Q. Food — lots of frozen chicken — is one of the things now sent to Cuba by ship. Do you think some of that ship traffic will shift to air?
A. We will be flying narrow-body aircraft to Cuba so our capacity will be limited. I wouldn’t expect to see a huge shift to air because obviously the transit time by ship isn’t incredibly long, but I think there will be primarily express and pharmaceutical opportunities. When we go into a new market, usually there is industry data to pull and see what exists. Obviously with Cuba being brand-new to this type of operation, we are doing our research to figure out what the market will be in the future. We’re looking to adding 12 flights a day from Miami to Cuba and 13 total. [AA also will have a daily flight from Charlotte.]
Q. When passenger service begins, American will be transporting passengers’ luggage. Do you have a time frame when you expect other shippers to be able to send goods?
A. No, I don’t think so. We will start as soon as we can in partnerships with the various governments, and as soon as we know we can do it the right way. Obviously it will be helpful as well to see how much baggage we get on the airplane [when passenger service begins]. We’re learning as we go. But we will start cargo the second we can.
Jim W. Butler
Position: President, American Airlines Cargo
Career: Has been head of cargo operations since Dec. 9, 2013 — the day American and US Airways merged. Before that, he was managing director of commercial planning and performance for the airline.

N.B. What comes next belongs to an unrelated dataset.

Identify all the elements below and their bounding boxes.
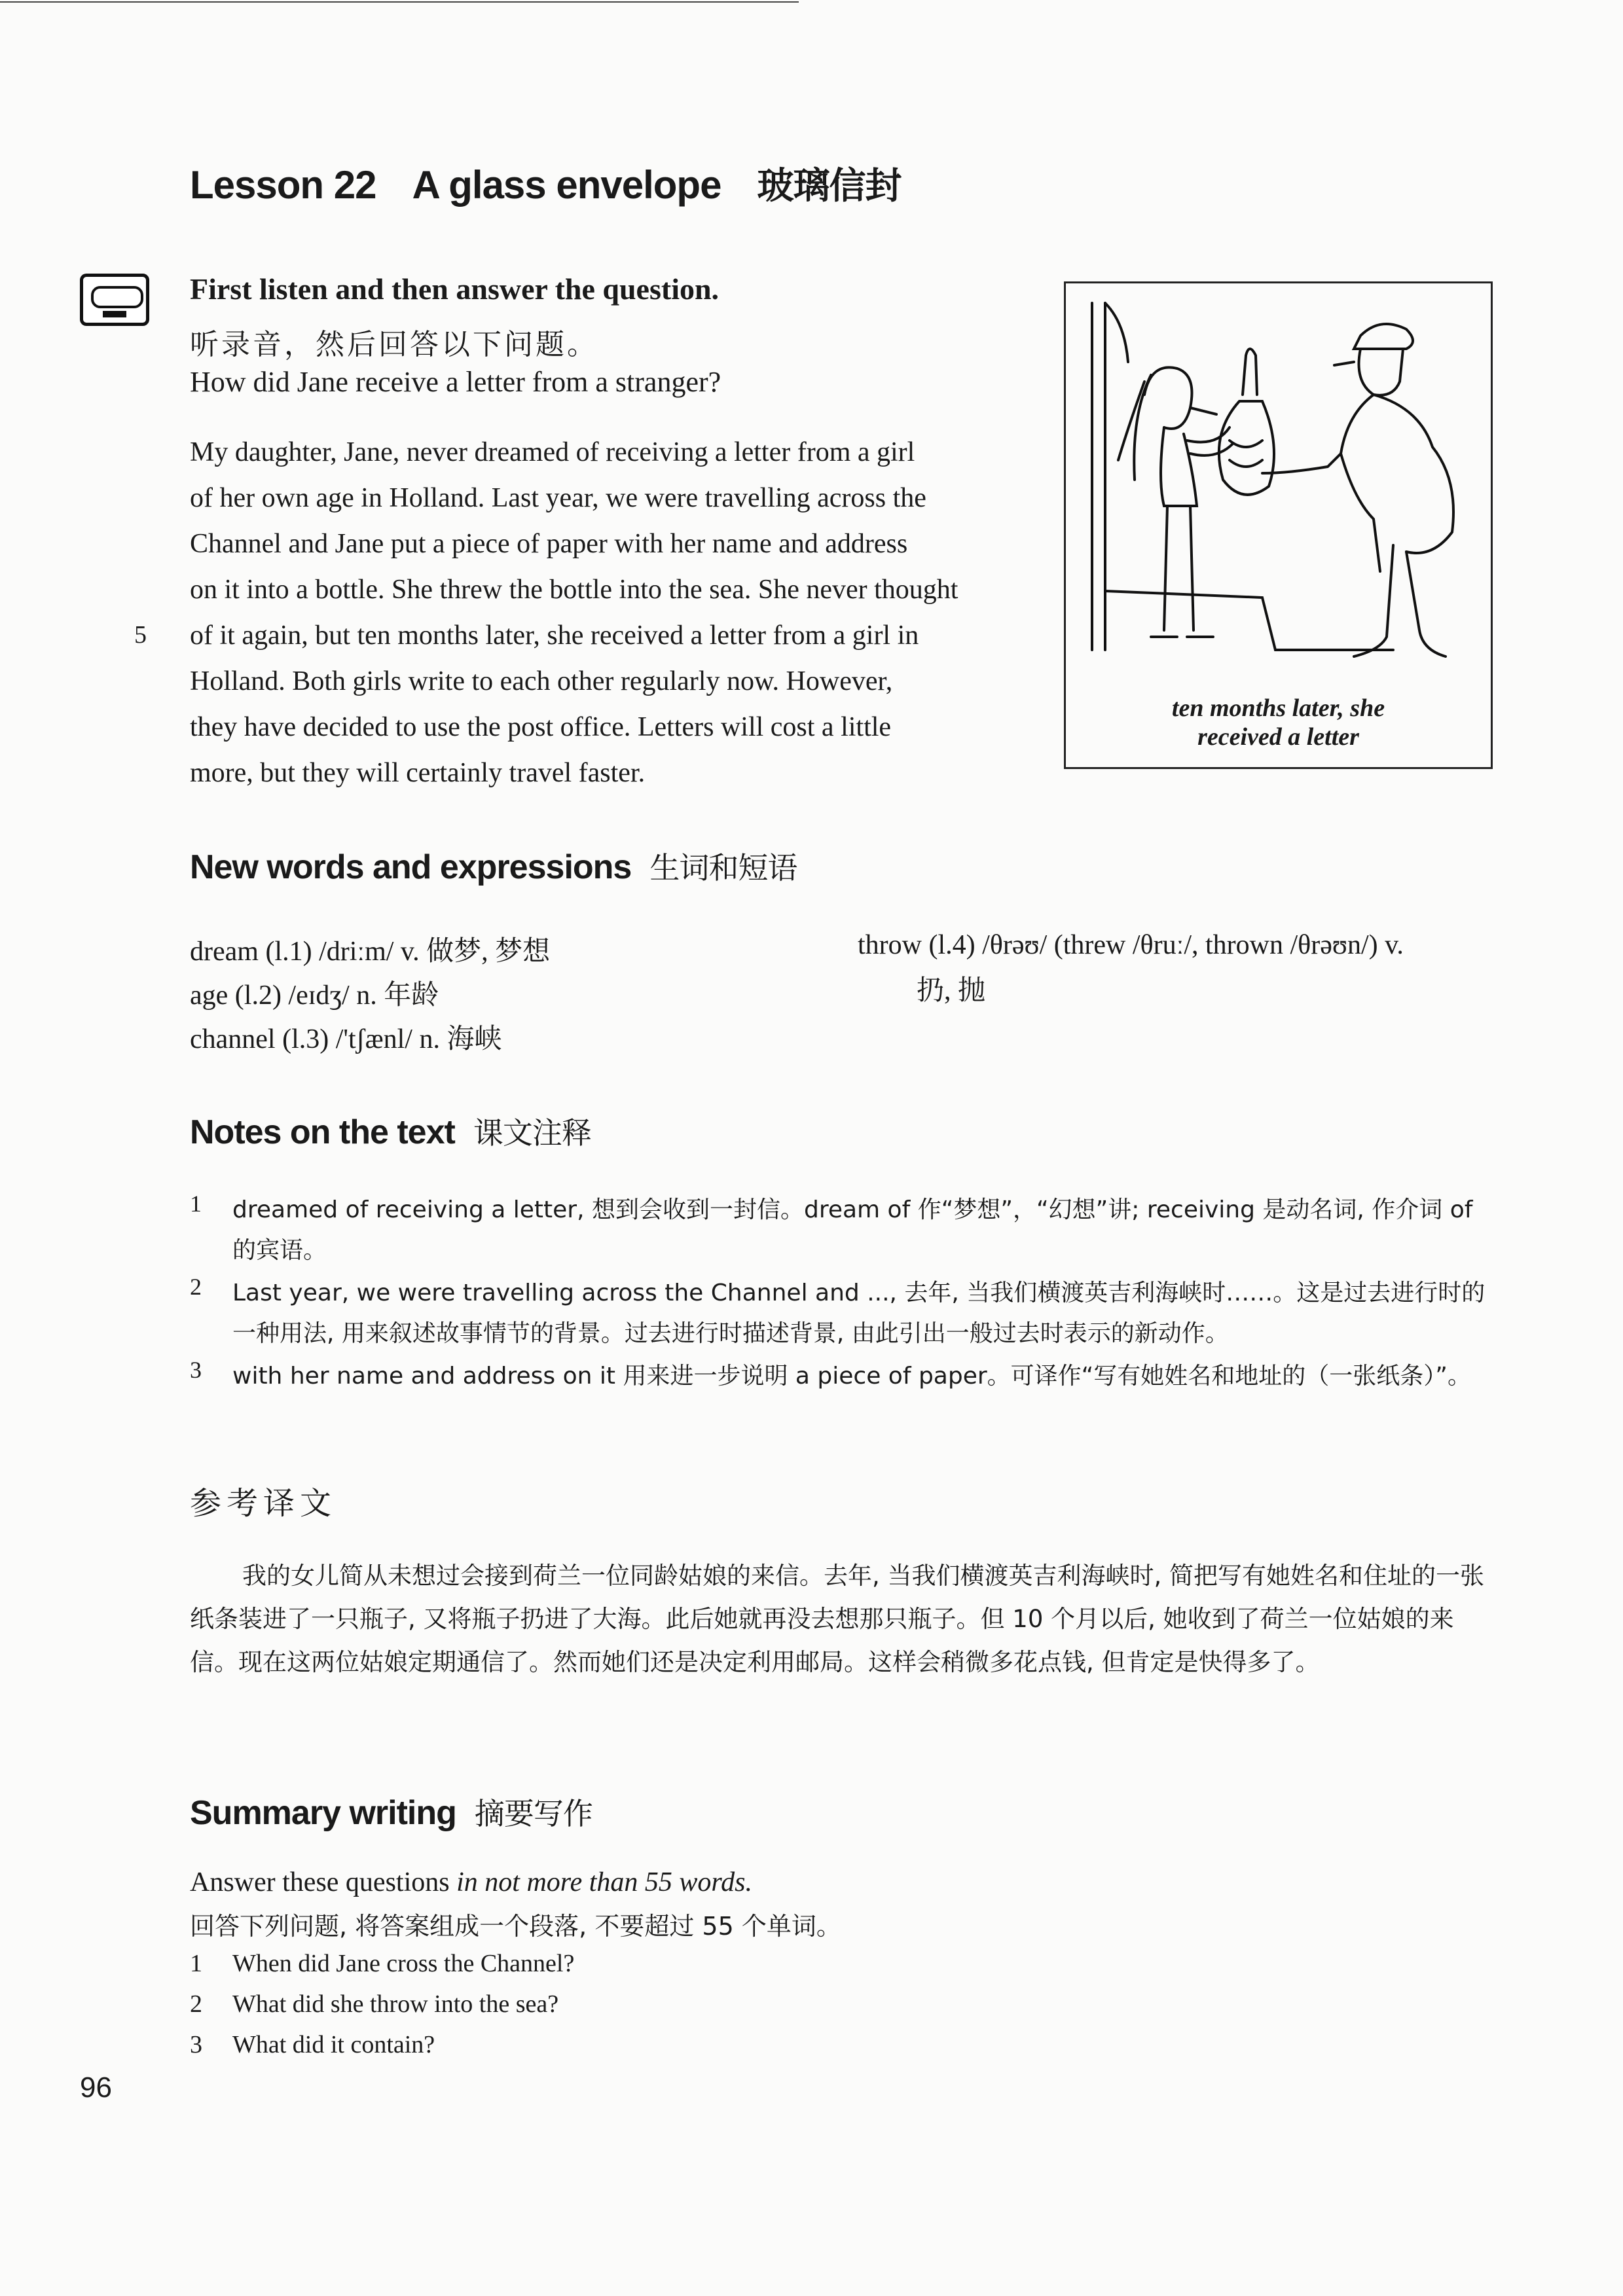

In 2013, Butler was one of six executives appointed to the leadership team responsible for the integration of American and US Airways. Since joining AA in 1996, he has worked in a variety of departments including sales, marketing, pricing and finance.
Education: MBA from Kellogg School of Management at Northwestern University and a bachelor of arts from Cornell University.
Personal: Lives in Lewisville, Texas, with his wife and two young children. “Naturally we like to travel,” he says. Avid snow skier and a licensed private pilot. Speaks fluent Spanish; his mother is Peruvian.